Maren has been teaching Acutonics since 2005 and teaches the complete course curriculum. The teaching of this work is the best way to touch so many people and share the wisdom and knowledge that is the Acutonics program. “I am always deeply honored and touched by every person who comes to study with me,” says Maren. “I always receive a gift from what is created in our class time together. Often, students become dear friends as well as becoming a part of the growing community.”

She taught Acutonics at the Therapeutic Massage Training Center in Westfield, New Jersey, the Swedish Institute in New York City, and The Graduate Institute in Bethany, Connecticut, from which she got her master’s about four years ago. (Rupert Sheldrake was a guest lecturer, but a freak snowstorm hit and his talk was cancelled. However, when Maren, a lifelong fan of Sheldrake’s, found out he was staying at the same hotel, she and a few fellow students invited him to dinner. “We walked to the restaurant together through a wild Nor’ Easter and spent several hours with him,” she recalls. “And when I told him about Acutonics, his reply was, “What I do believe is the sun has consciousness. And we said, OK. We’ll high five that.”)
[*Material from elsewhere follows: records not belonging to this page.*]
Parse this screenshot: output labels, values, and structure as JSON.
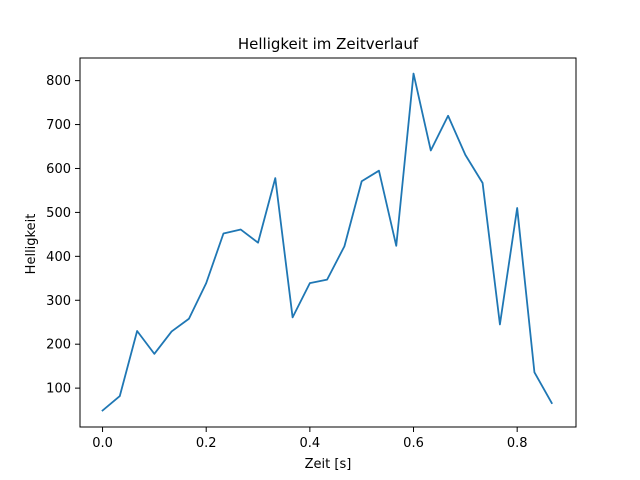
{
  "chart_data": {
    "type": "line",
    "title": "Helligkeit im Zeitverlauf",
    "xlabel": "Zeit [s]",
    "ylabel": "Helligkeit",
    "xlim": [
      -0.0435,
      0.9135
    ],
    "ylim": [
      11.5,
      851.5
    ],
    "xticks": [
      0.0,
      0.2,
      0.4,
      0.6,
      0.8
    ],
    "xtick_labels": [
      "0.0",
      "0.2",
      "0.4",
      "0.6",
      "0.8"
    ],
    "yticks": [
      100,
      200,
      300,
      400,
      500,
      600,
      700,
      800
    ],
    "ytick_labels": [
      "100",
      "200",
      "300",
      "400",
      "500",
      "600",
      "700",
      "800"
    ],
    "grid": false,
    "legend": "none",
    "series": [
      {
        "color": "#1f77b4",
        "x": [
          0.0,
          0.0333,
          0.0667,
          0.1,
          0.1333,
          0.1667,
          0.2,
          0.2333,
          0.2667,
          0.3,
          0.3333,
          0.3667,
          0.4,
          0.4333,
          0.4667,
          0.5,
          0.5333,
          0.5667,
          0.6,
          0.6333,
          0.6667,
          0.7,
          0.7333,
          0.7667,
          0.8,
          0.8333,
          0.8667
        ],
        "y": [
          49,
          82,
          230,
          178,
          229,
          258,
          339,
          452,
          461,
          431,
          578,
          261,
          339,
          347,
          423,
          571,
          595,
          424,
          816,
          641,
          720,
          631,
          567,
          245,
          510,
          136,
          66
        ]
      }
    ]
  }
}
Blessed to have a dedicated space on her property, Maren is now able to do all of her teaching, host gong meditations and see private clients on site. For her sound work, Maren uses tuning forks, gongs and singing bowls, as well as essential oils. “I apply oils to acupuncture points,” she explains. “They’re a big part of my work.” She studied with both Jeffrey Yuen and Peter Holmes in Chinese Medical Aromatherapy and Aroma AcuPoint Therapy, respectively.

And archetypal astrology. “I’ll look at a person’s natal chart and ask, How is it manifesting in their life? How can I help them retune their instrument?” says Maren. “All these planets are in deep conversation in our psyche. Part of what I do is figuring out what’s out of tune, how that interior conversation is playing out in their external life, and craft a session to call these elements in and reharmonize them.” As Maren’s professor at TGI wisely said: “Our world is our psyche turned inside out.”

Over the past decade, she’s seen an almost palpable shift in people’s receptivity to Acutonics and its role in integrative medicine. “People are more receptive to it now,” says Maren. “Sound is the medicine of the future. It’s a profound healing modality, and it’s here to stay.”

When Maren was teaching aromatherapy and sound to the Integrative Health and Healing Masters Program at TGI, cohorts were often held at the CAM centers at hospitals. She taught in hospital settings in Hartford, Stamford and Milford campuses, as well as the one at Bethany. “Every hospital I taught at,” she laughs, “got ‘gonged.’

“Finally,” she adds, “I’m able to bring my work into one plane.”

It’s not a one-way job, though. Sound, and sound healing, are not at all passive. “It’s learning how to listen, how to pay attention and being willing to do the work,” says Maren, whose intent is not to have someone come for just one session but for four to six (“so we can process together”). “Can we listen to ourselves internally and externally? I think with Acutonics we can. Acutonics brings people back to their own ground of being. It’s about re-membering as well as remembering.”